Plus inquiétant encore est son rapport à la réalité. Comme un petit garçon qui se campe un décor parfait, il semble que ses succès en cascade et l’absence d’autorité dans sa construction lui aient rendu le pire des services : le refus de toute contrariété dans le règne absolu de ses besoins et la sublimation de sa propre image. Snober Donald Trump au sommet de l’OTAN (avant de l’inviter pour le 14 juillet), faire la leçon à Vladimir Poutine en conférence de presse alors qu’il le reçoit à Versailles ou recadrer sèchement et de manière publique le général Pierre de Villiers, c’est s’amuser à un jeu vidéo dont vous êtes le héros mais, cette fois-ci, à haut risque car les acteurs sont réels : les conséquences en sont considérables et potentiellement dramatiques.
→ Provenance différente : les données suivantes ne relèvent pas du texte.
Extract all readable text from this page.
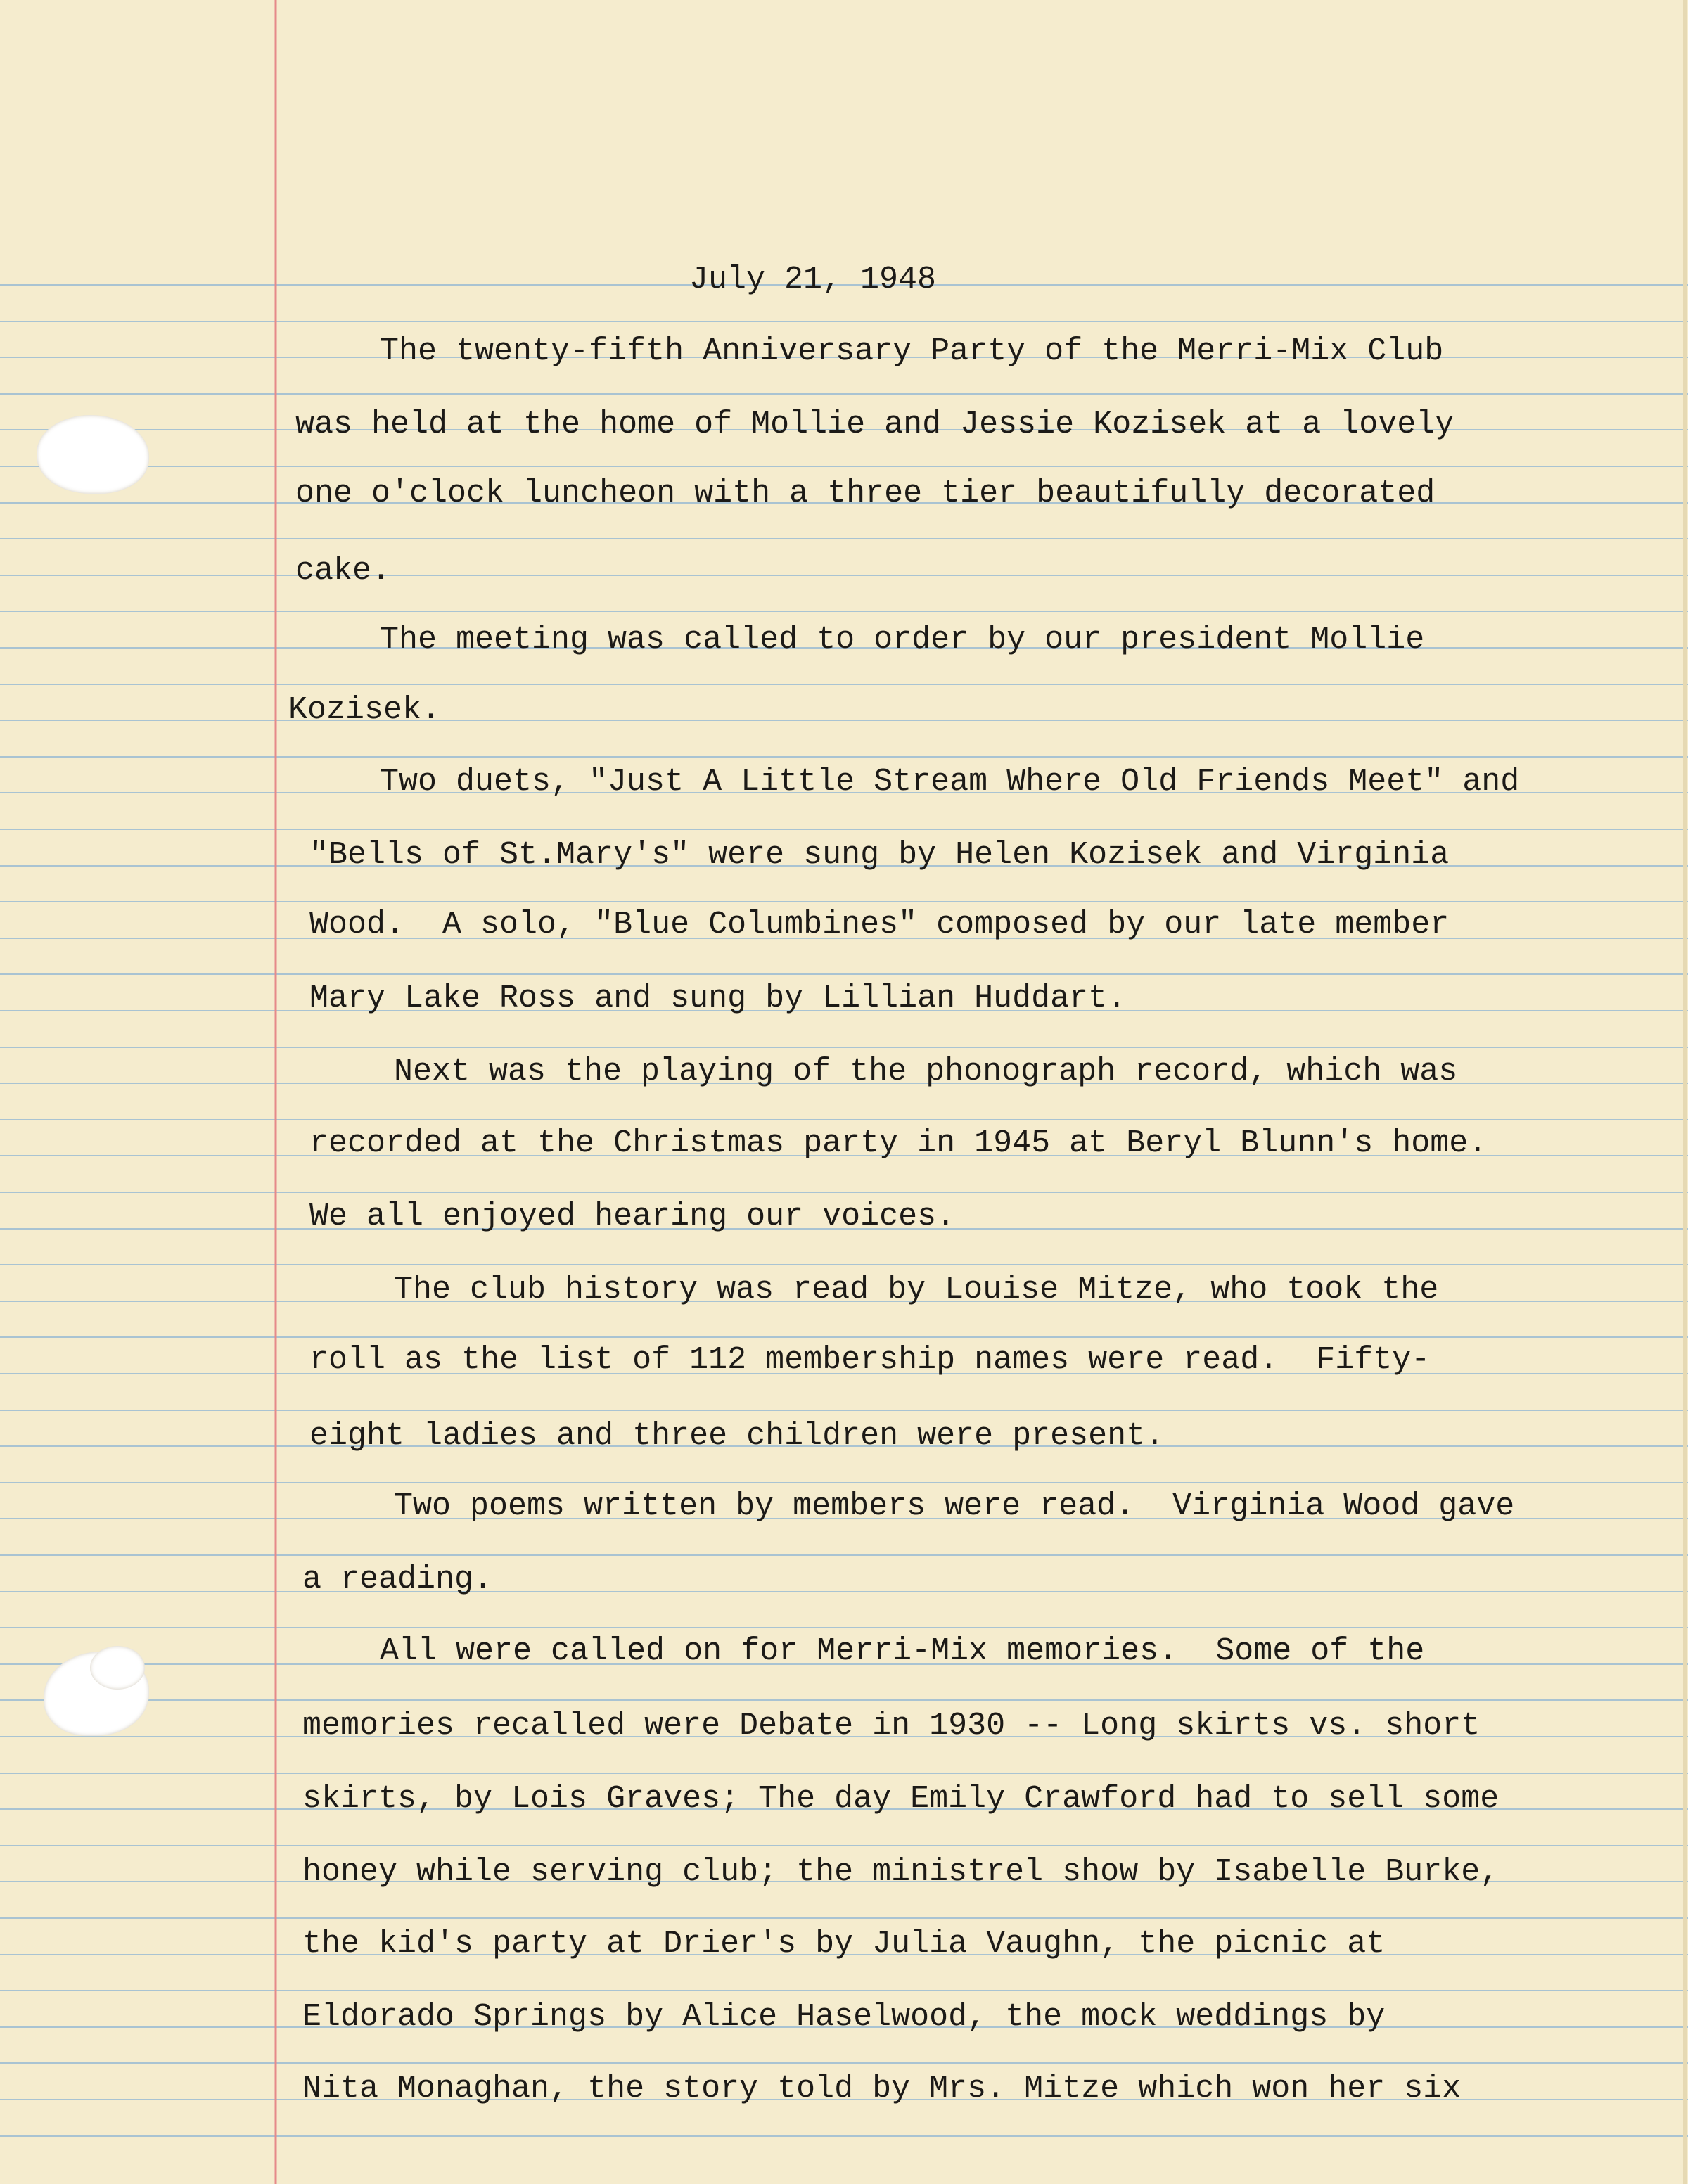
July 21, 1948
The twenty-fifth Anniversary Party of the Merri-Mix Club
was held at the home of Mollie and Jessie Kozisek at a lovely
one o'clock luncheon with a three tier beautifully decorated
cake.
The meeting was called to order by our president Mollie
Kozisek.
Two duets, "Just A Little Stream Where Old Friends Meet" and
"Bells of St.Mary's" were sung by Helen Kozisek and Virginia
Wood.  A solo, "Blue Columbines" composed by our late member
Mary Lake Ross and sung by Lillian Huddart.
Next was the playing of the phonograph record, which was
recorded at the Christmas party in 1945 at Beryl Blunn's home.
We all enjoyed hearing our voices.
The club history was read by Louise Mitze, who took the
roll as the list of 112 membership names were read.  Fifty-
eight ladies and three children were present.
Two poems written by members were read.  Virginia Wood gave
a reading.
All were called on for Merri-Mix memories.  Some of the
memories recalled were Debate in 1930 -- Long skirts vs. short
skirts, by Lois Graves; The day Emily Crawford had to sell some
honey while serving club; the ministrel show by Isabelle Burke,
the kid's party at Drier's by Julia Vaughn, the picnic at
Eldorado Springs by Alice Haselwood, the mock weddings by
Nita Monaghan, the story told by Mrs. Mitze which won her six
Dans le fond, Emmanuel Macron se révèle tout simplement être l’incarnation de ce qu’a été la campagne : le politique (les enjeux civilisationnels) étouffé au profit de la politique (les postures électorales), l’image consacrée au détriment des idées et, a fortiori, de la pratique. Nicolas Sarkozy ne s’y trompe pas quand il dit : « Macron, c’est moi en mieux ». D’ailleurs, la composition du Gouvernement l’illustre parfaitement, à quelques exceptions près. Sous-couvert de recours à la « société civile », elle témoigne de la prédominance de l’énarchie, de la prétention à l’expertise scientifique et à la prétendue neutralité objective de la gouvernance. Elle signale au grand jour le règne de la post-démocratie. Quant aux députés de la majorité, pour beaucoup issus de nulle part, ils pourront donc être, plus encore que d’habitude, une chambre d’enregistrement. Tant il est vrai qu’un pouvoir se sert autant de ceux qu’il respecte que de ceux qu’il méprise.

Le miroir de l’auto-complaisance se fissure. La France sort de sa torpeur. Se réveiller du mirage macroniste risque d’être douloureux.